Author: Jason W. Parsont
Crowdfunding is commonly defined as raising small amounts of capital from a large number of people over the Internet. To avoid the expense of securities regulation, companies often crowdfund by giving away rewards (such as a free t-shirt) instead of selling stock or other securities. In April 2012, Title III of the JOBS Act sought to change this status quo by directing the Securities and Ex- change Commission (SEC) to facilitate securities-based crowdfunding through websites like Kickstarter. Congress and the President believed this would broaden access to sidelined capital and help companies grow and hire. But this “retail crowdfunding” exemption, open to all investors, was not the only means of crowdfunding in the bill. A last minute compromise, which has been largely overlooked, expanded the ability of issuers to use the private placement exemption, as revised in new Rule 506(c), to crowdfund from accredited investors. This “accredited crowdfunding” exemption provides a less regulated capital-raising alternative to retail crowdfunding that is available to the same companies and more.
This article is the first to examine the impact that accredited crowdfunding will have on retail crowdfunding.
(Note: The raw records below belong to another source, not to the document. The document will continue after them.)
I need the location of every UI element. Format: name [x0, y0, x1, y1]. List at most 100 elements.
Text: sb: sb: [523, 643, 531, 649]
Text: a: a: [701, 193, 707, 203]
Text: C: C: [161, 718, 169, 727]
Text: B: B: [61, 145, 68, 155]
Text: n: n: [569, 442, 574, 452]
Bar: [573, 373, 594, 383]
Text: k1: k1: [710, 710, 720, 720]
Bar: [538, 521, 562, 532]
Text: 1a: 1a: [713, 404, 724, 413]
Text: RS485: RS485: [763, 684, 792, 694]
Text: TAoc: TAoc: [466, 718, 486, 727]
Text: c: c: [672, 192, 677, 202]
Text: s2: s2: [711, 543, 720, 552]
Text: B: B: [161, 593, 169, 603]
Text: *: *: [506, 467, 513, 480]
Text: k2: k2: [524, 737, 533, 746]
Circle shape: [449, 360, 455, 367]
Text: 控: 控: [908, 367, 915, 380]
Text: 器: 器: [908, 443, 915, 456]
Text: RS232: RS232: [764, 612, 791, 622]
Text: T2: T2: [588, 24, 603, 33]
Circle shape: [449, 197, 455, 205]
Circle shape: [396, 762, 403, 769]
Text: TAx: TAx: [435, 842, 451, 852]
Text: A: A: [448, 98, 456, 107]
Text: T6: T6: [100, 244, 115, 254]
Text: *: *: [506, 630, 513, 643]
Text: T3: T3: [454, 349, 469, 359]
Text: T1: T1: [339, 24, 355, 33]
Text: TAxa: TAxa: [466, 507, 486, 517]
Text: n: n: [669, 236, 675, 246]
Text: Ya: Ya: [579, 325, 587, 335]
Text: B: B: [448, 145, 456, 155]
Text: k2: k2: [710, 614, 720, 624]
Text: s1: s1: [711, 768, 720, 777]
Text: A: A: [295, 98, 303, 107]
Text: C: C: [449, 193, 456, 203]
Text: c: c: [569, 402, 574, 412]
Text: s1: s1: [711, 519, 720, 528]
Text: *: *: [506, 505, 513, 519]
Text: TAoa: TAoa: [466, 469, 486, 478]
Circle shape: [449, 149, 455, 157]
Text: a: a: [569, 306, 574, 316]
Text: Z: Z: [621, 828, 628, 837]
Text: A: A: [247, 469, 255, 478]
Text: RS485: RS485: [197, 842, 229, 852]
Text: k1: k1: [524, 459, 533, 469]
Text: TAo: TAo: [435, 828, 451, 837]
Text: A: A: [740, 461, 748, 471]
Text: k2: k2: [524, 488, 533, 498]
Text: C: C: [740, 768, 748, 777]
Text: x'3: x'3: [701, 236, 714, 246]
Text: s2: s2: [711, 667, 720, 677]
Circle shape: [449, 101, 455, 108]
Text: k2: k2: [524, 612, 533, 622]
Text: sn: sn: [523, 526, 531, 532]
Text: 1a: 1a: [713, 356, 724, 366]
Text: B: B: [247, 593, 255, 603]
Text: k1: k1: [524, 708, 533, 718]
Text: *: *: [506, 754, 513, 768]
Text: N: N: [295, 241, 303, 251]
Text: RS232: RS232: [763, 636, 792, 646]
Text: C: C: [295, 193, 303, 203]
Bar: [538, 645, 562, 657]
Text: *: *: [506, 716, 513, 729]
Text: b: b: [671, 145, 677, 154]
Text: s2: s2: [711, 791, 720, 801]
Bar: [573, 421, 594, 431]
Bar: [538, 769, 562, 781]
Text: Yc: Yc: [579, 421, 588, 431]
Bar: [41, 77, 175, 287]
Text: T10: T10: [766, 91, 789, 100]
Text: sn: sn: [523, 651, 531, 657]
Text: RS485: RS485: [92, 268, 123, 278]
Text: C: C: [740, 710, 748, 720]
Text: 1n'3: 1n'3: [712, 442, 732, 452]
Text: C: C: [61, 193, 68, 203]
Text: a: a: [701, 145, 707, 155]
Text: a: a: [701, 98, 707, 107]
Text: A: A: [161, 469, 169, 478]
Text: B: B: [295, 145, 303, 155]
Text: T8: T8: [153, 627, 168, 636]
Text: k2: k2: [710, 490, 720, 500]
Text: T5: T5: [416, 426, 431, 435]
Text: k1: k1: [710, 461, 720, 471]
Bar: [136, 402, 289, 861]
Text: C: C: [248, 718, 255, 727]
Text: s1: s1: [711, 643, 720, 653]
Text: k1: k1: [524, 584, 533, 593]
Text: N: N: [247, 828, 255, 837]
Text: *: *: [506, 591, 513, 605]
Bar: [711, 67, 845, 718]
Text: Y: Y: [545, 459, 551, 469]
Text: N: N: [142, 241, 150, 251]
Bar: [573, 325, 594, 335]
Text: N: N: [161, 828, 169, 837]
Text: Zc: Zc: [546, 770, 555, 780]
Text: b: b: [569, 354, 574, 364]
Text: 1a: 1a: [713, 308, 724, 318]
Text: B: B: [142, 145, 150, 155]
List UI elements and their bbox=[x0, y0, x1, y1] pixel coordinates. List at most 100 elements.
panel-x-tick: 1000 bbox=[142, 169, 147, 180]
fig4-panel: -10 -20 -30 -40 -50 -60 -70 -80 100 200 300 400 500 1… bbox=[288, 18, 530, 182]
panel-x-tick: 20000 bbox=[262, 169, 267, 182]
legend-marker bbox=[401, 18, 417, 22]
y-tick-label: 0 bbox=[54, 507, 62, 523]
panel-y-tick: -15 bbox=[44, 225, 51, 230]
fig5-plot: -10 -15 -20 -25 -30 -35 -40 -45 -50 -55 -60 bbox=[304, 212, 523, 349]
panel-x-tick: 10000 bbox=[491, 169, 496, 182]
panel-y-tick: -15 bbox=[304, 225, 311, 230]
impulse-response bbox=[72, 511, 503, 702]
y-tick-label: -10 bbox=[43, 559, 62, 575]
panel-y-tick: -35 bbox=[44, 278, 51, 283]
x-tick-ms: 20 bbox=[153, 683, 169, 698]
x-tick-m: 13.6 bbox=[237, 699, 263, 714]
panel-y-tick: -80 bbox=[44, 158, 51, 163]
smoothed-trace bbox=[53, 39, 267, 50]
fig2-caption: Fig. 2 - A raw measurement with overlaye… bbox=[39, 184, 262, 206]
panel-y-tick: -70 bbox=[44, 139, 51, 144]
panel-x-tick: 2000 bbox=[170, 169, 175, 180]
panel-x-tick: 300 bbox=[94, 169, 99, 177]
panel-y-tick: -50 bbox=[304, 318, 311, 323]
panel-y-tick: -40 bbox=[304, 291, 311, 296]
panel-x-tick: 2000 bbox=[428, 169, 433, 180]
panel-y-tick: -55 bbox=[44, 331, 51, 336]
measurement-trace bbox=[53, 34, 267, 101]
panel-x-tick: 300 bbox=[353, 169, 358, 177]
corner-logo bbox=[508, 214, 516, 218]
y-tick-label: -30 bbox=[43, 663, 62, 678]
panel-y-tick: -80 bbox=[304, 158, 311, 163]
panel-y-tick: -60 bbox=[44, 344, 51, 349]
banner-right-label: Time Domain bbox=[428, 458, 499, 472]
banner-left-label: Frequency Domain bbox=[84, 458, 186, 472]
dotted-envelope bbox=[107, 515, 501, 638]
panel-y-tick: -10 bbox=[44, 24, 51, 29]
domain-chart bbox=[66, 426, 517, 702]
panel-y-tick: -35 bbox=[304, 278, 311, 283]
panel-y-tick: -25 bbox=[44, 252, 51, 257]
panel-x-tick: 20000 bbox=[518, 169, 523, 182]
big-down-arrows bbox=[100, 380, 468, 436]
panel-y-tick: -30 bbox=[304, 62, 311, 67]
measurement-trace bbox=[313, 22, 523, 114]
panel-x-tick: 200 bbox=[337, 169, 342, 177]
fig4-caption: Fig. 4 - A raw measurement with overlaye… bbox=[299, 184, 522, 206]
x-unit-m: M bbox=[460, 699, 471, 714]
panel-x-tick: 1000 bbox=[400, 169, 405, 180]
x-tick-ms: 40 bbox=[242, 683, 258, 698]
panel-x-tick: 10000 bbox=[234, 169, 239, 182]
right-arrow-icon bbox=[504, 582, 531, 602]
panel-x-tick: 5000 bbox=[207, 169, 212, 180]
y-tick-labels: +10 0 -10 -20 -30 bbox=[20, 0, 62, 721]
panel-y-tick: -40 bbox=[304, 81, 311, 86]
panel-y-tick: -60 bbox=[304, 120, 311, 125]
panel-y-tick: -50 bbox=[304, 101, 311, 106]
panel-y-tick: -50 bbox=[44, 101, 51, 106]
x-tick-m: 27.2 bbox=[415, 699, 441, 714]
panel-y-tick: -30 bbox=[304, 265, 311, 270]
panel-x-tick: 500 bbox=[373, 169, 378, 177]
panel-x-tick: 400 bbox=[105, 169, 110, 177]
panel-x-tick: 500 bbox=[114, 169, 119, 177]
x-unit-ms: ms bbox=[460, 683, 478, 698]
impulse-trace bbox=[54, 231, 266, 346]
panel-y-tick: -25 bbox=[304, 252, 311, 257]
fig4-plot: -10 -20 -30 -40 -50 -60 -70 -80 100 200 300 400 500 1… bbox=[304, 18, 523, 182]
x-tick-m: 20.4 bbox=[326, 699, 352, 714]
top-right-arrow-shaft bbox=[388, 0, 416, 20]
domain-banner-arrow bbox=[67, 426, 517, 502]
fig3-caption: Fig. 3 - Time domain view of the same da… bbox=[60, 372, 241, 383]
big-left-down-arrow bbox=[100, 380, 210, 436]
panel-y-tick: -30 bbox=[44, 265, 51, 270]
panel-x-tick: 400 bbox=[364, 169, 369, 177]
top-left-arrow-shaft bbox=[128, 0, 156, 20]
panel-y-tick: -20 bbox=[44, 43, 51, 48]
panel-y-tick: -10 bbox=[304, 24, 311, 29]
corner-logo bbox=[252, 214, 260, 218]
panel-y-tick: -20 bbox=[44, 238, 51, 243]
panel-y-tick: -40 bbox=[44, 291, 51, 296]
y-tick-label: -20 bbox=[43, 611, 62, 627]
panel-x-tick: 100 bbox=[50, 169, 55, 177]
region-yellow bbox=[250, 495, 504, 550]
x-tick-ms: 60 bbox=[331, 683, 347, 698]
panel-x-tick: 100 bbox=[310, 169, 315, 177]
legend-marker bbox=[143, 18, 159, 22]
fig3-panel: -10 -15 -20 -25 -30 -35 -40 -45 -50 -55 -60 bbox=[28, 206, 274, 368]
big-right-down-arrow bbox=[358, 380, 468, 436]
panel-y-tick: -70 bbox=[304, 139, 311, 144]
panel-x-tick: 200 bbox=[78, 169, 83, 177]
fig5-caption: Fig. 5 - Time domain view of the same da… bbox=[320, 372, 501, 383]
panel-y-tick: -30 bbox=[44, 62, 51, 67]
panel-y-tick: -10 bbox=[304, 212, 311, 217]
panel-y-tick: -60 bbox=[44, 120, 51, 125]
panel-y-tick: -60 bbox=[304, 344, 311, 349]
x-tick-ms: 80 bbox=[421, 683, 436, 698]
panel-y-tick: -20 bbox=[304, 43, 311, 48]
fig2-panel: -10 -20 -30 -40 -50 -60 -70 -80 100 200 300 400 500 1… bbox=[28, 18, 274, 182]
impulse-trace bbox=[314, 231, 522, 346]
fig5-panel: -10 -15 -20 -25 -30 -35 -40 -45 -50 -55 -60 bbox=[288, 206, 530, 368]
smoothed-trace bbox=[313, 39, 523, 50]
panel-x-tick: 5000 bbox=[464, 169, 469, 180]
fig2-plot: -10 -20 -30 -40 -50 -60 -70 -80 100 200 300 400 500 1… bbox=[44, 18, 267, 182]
It claims that accredited crowdfunding is likely to dominate and, depending on SEC action, could render retail crowdfunding superfluous or a market for lemons. But it also claims that accredited crowdfunding—when compared to traditional private placements—may face a similar lemons problem over the longer term on account of rules that discourage investors from fending for themselves. These potential problems threaten to under- mine the social welfare goals of the JOBS Act: increasing access to capital, spurring business growth, and creating jobs. But the SEC can minimize these problems and promote social welfare by strengthening the bargaining incentives of accredited investors and encouraging retail investors to piggyback off of ac- credited investors’ work. The normative section of this Article provides targeted recommendations that balance the need for capital formation against a novel incentives-based theory of investor protection.